It didn’t help that the race was delayed twice by rain, and Harvick was mortified when NASCAR had to call a caution so drivers could have the mud cleaned off their windshields. “We all look like a bunch of bozos coming in to pit because we don’t know how to prep the track,” he said.

Even the winner had mixed feelings.

Kyle Busch backed into his first victory of the season when he skirted past the spinning lead cars of Tyler Reddick and Chase Briscoe headed into the final turn. Reddick was going to win before Briscoe made him spin. Busch wound up with tying Hall of Famer Richard Petty in winning a race for the 18th consecutive year.

“You saw what it’s like on the last corner, the last lap, to drive around here every single lap,” Busch said of winning on dirt. “You’re just not breathing because you’re so tensed up of not crashing.
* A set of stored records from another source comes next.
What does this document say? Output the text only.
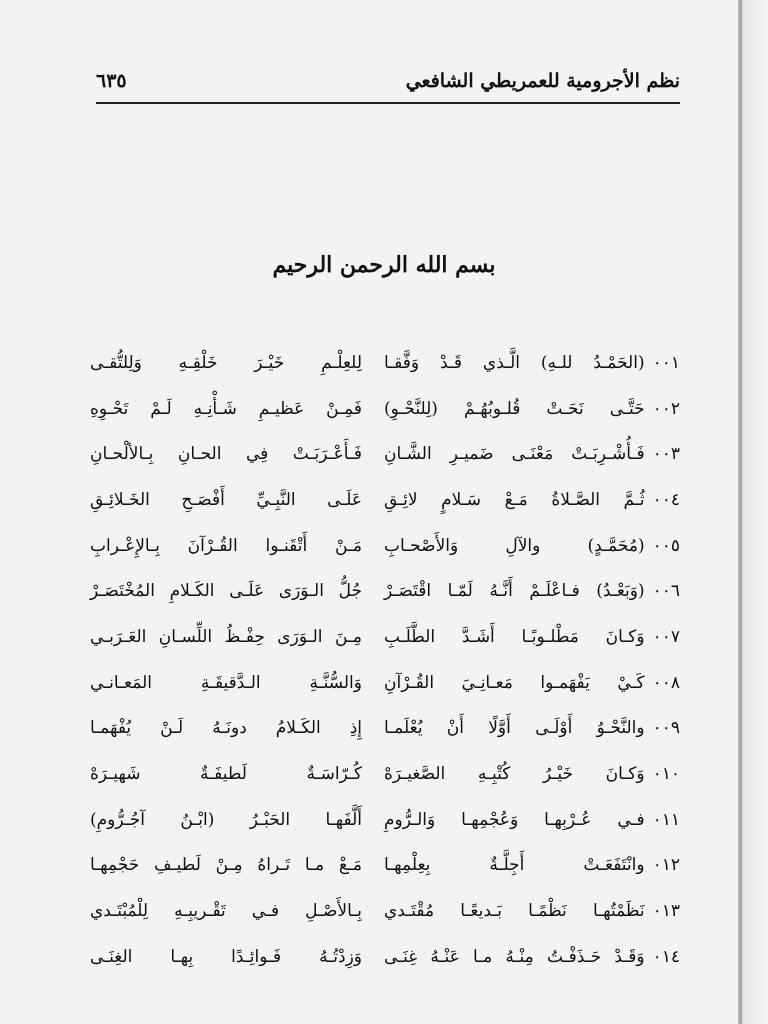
نظم الأجرومية للعمريطي الشافعي
٦٣٥
بسم الله الرحمن الرحيم
٠٠١(الحَمْـدُ للـهِ) الَّـذي قَـدْ وَفَّقـا
لِلعِلْـمِ خَيْـرَ خَلْقِـهِ وَلِلتُّقـى
٠٠٢حَتَّـى نَحَـتْ قُلـوبُهُـمْ (لِلنَّحْـوِ)
فَمِـنْ عَظيـمِ شَـأْنِـهِ لَـمْ تَحْـوِهِ
٠٠٣فَـأُشْـرِبَـتْ مَعْنَـى ضَميـرِ الشَّـانِ
فَـأَعْـرَبَـتْ فِي الحـانِ بِـالألْحـانِ
٠٠٤ثُـمَّ الصَّـلاةُ مَـعْ سَـلامٍ لائِـقِ
عَلَـى النَّبِـيِّ أَفْصَـحِ الخَـلائِـقِ
٠٠٥(مُحَمَّـدٍ) والآلِ وَالأَصْحـابِ
مَـنْ أَتْقَنـوا القُـرْآنَ بِـالإِعْـرابِ
٠٠٦(وَبَعْـدُ) فـاعْلَـمْ أَنَّـهُ لَمّـا اقْتَصَـرْ
جُلُّ الـوَرَى عَلَـى الكَـلامِ المُخْتَصَـرْ
٠٠٧وَكـانَ مَطْلـوبًـا أَشَـدَّ الطَّلَـبِ
مِـنَ الـوَرَى حِفْـظُ اللِّسـانِ العَـرَبـي
٠٠٨كَـيْ يَفْهَمـوا مَعـانِـيَ القُـرْآنِ
وَالسُّنَّـةِ الـدَّقيقَـةِ المَعـانـي
٠٠٩والنَّحْـوُ أَوْلَـى أَوَّلًا أَنْ يُعْلَمـا
إِذِ الكَـلامُ دونَـهُ لَـنْ يُفْهَمـا
٠١٠وَكـانَ خَيْـرُ كُتْبِـهِ الصَّغيـرَهْ
كُـرّاسَـةٌ لَطيفَـةٌ شَهيـرَهْ
٠١١فـي عُـرْبِهـا وَعُجْمِهـا وَالـرُّومِ
أَلَّفَهـا الحَبْـرُ (ابْـنُ آجُـرُّومِ)
٠١٢وانْتَفَعَـتْ أَجِلَّـةٌ بِعِلْمِهـا
مَـعْ مـا تَـراهُ مِـنْ لَطيـفِ حَجْمِهـا
٠١٣نَظَمْتُهـا نَظْمًـا بَـديعًـا مُقْتَـدي
بِـالأَصْـلِ فـي تَقْـريبِـهِ لِلْمُبْتَـدي
٠١٤وَقَـدْ حَـذَفْـتُ مِنْـهُ مـا عَنْـهُ غِنَـى
وَزِدْتُـهُ فَـوائِـدًا بِهـا الغِنَـى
If it’s a good show, it’s a good show. I think Bristol is fine with or without (dirt).”

Adding a dirt track to the Cup calendar was initially an attempt to add variety to a schedule that had grown but not changed much since NASCAR’s 1949 inaugural season.

But this year was clearly about television. NASCAR had raced on Easter 10 times before, but all were weather-related reschedules and never deliberately marked for a holiday. It was Fox Sports that said NASCAR should seize the day the way the NFL does on Thanksgiving and the NBA on Christmas, even if it meant cutting the 38-race Cup schedule from February to November to just one off weekend.

The problem with making Bristol on dirt a television event is that any new viewers won’t see another race like it the rest of the year. It is an anomaly, not even close to what NASCAR does every week.

Harvick said it was “ridiculous” and even reigning series champion Kyle Larson, arguably the best dirt racer in the country, thought NASCAR should be racing on Bristol’s concrete. The track goes back to asphalt for its fall playoff race.

“I think everybody assumes my opinion would be to race dirt every weekend, but no I don’t think Cup cars should be on dirt,” Larson said.

At least half the field also proved to be unclear of the rules during the first rain delay. NASCAR had told teams in its pre-race rules video that, unlike all the other races, scoring would be paused at the end of the stages. Despite the advisory, the teams were dumbfounded at the end of the second stage when Briscoe pitted from the lead and was still scored the leader over Busch, who stayed out to cycle to the front.

Winning crew chief Ben Beshore said he did watch the video but clearly didn’t understand the rule and “I’ve been in Xfinity or Cup for 18 years.”

It was never pretty on Sunday, despite the exciting finish and the claims from some drivers that they actually enjoyed the race. They’ve been there, done that twice now, and NASCAR’s gimmick is quickly growing tired.